It Started With a Yes

Earlier this month, Concordia Place President/CEO Brenda Swartz was a featured guest on the Lincoln Radio Journal where she recounted the founding of Concordia Place.

Listen to the Story

Faith in Action

The founding is the story of the Three Barbaras.  It starts in 1981 with three single mothers—all named Barbara—who needed care for their children after school, and Concordia Lutheran Church, a congregation of the Evangelical Lutheran Church of America (ELCA).  The three Barbaras asked the church for help with child care.  The list of reasons to say “no” was long. The Church had never done this before.  The Church was struggling financially.  The women were not even members of the Church.
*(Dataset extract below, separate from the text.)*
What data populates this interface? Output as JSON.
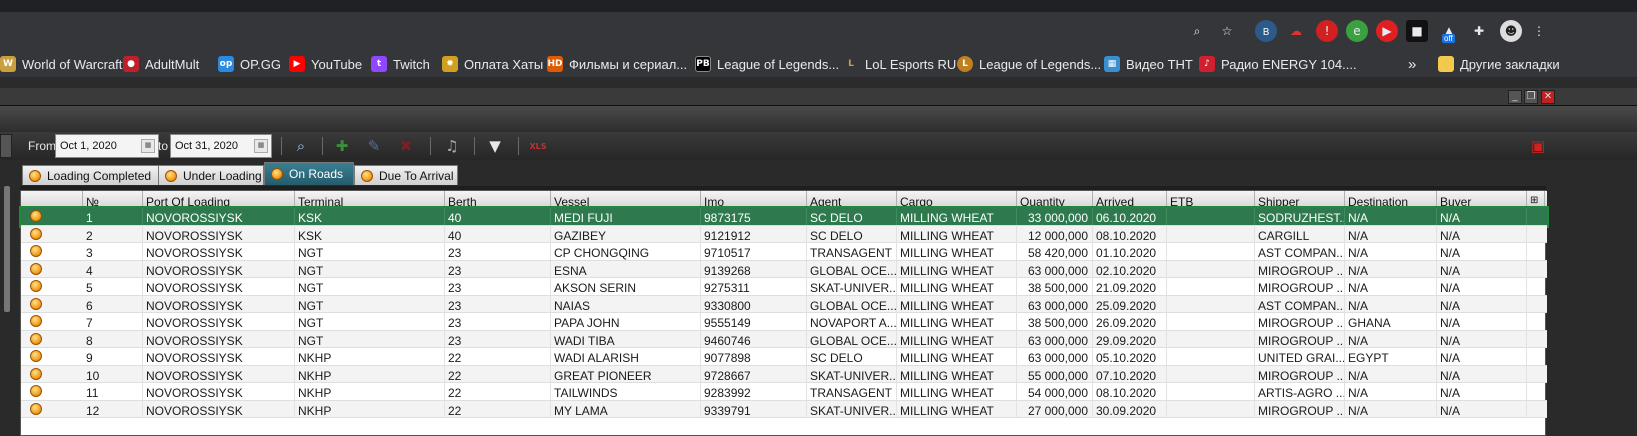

Yet with a belief to serve the larger community beyond the walls of its members, Concordia Church responded and worked with the three Barbaras to start the Concordia Child Care Center in the lower level of the church to provide after-school and full-day summer care for children 6–13 years old. The school-age program was geared for working parents and open full days when schools were closed.

In 1989, the Center expanded to include full-day preschool for children ages three to five years old. With a growing wait list, Concordia Lutheran Church purchased a vacant church and school to expand to serve the neighboring Avondale community. In 2002, Concordia Place was created, and the Concordia Child Care Center was included in this new nonprofit organization and continues to serve parents with children ages 2–5 years old.  Opening in 2006, Concordia on Whipple replicates our successful preschool and school-age programs, while also serving infants and toddlers, and providing teen leadership, adult learning, and personalized one-on-one family support and Home Visiting for new and expecting mothers.

A Place of Yes

Throughout our history, we find a way to say Yes—such as serving more communities, adding programs for more ages, and even providing emergency child care services and pivoting programs to serve during strikes and pandemics. This mindset drives us to meet growing and changing needs with innovative solutions. We find resources, turn possibilities into realities, and remain fresh and cutting edge.

Concordia Place continues to find a way to say “Yes” for the children, youth, and families it serves. In 2016, Concordia on Ravenswood was opened in the Ravenswood community. Concordia on Milwaukee was opened in 2018 in the Old Irving Park community. Today, Concordia Place serves over 800 children, youth, teens, and families from ethnically, linguistically, economically diverse, diverse communities in Chicago.